Due to its high price and, in general, long duration, extra thought should be given before buying. Forget astronomical telescopes because they do not serve for bird watching. You'll need a spotting scope. Again, the price range is very high and, as with binoculars, attention should be paid to the numbers. Magnification generally has two figures -instead of one like binoculars- and is usually 20-60x; that is, instead of having fixed magnification, there is a zoom that is useful to locate the birds and then hone in on details of them at a distance. The diameter of the exit pupil is highly variable, between 60mm and 80mm, although telescopes with a larger exit pupil are on the market. The larger the exit pupil, the higher the brightness and therefore the greater the viewing quality, especially in low light, although it is also heavier. An ideal telescope is a 20-60x60 mm or 20-60x80 mm.

Use of a telescope requires a good tripod that is robust and light at the same time. Once again there is a variety of materials and prices on the market.



Today, technology greatly facilitates bird watching. Once we know where we go, it is advisable to plan field trips and routes. To do this, it is best to have a smartphone with one of the many applications available on the market that enable map and position viewing simultaneously.

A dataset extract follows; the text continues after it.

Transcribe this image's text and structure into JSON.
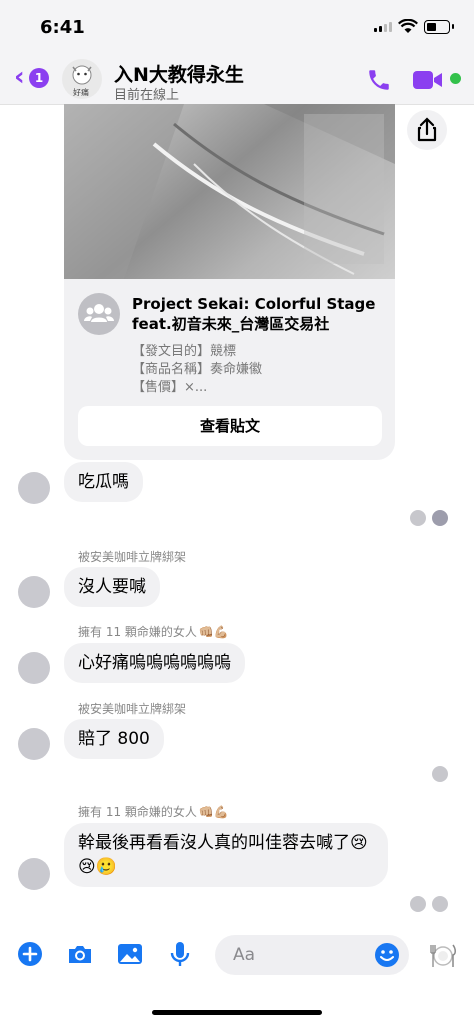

In addition, a smartphone allows us to take the birds' songs and calls into the field so as to dispel any doubt that may arise. It is very useful and allows us to progress faster in our ability to detect birds.

Do you find places and birds that draw your attention? Do you also want to communicate where you saw such and such a species? A GPS device that accurately saves locations is best in this connection. It will also enable you to create itineraries that you liked or were interested in for some reason and then repeat them. There are smartphone apps that can be used as GPS.


Clothing, shoes, backpacks

As for clothing and footwear, you do not need particularly sophisticated equipment but it is always worth remembering that you will spend hours in the field, so you should protect yourself against the cold, sun or rain: polar fleeces, raincoats, caps, gloves or hats are garments that are helpful.

If we seek to go unnoticed on our field trips, it is a good idea to dress in muted colours.

Footwear is important to be comfortable: it is not pleasant to go birding with cold and wet feet, or to walk through rocky terrain with sandals. Think about where you are going and choose the right footwear.

Your equipment is not complete without a small and comfortable backpack to carry water, food and a field guide.



You may want to document your observations with photos: nowadays technology puts more in our reach than a decade ago. To do this, there is nothing better than having a good SLR camera and a large telephoto lens, but this is an expensive option that is heavy. There are cameras with other formats that have a long zoom and acceptable quality at affordable prices and more manageable weight.

If you already have a telescope, then you should learn about digiscoping: a technique whereby digital cameras (including compact cameras) are attached to the telescope to obtain images. There are plenty of commercial and even more craft options. The quality of the final result depends on the equipment as a whole.


Online resources

Currently there are many online resources to plan outings to the countryside, visually or audibly identify birds and learn more about them.

The following are useful sites about birds:

Specifically for bird songs:


In a group, rather than alone

Obviously, if you start out birding alone, your progress will be slow. Going on outings with experienced observers will help you learn quicker. Moreover, it is always important to discuss observations and listen to other observers, as it will improve skills and increase knowledge about birds.

There are dozens of existing ornithological societies, from the local to global. In Galicia there is the Sociedade Galega de Ornitoloxía (SGO, www.sgosgo.org) and, in Spain, the Sociedad Española de Ornitología (SEO/BirdLife, www.seo.org) is the leader. This organisation's international website is www.birdlife.com.

These organisations (and many others) also offer specialised discussion forums which have answers to many questions and provide information and an opportunity share knowledge with others interested in birding.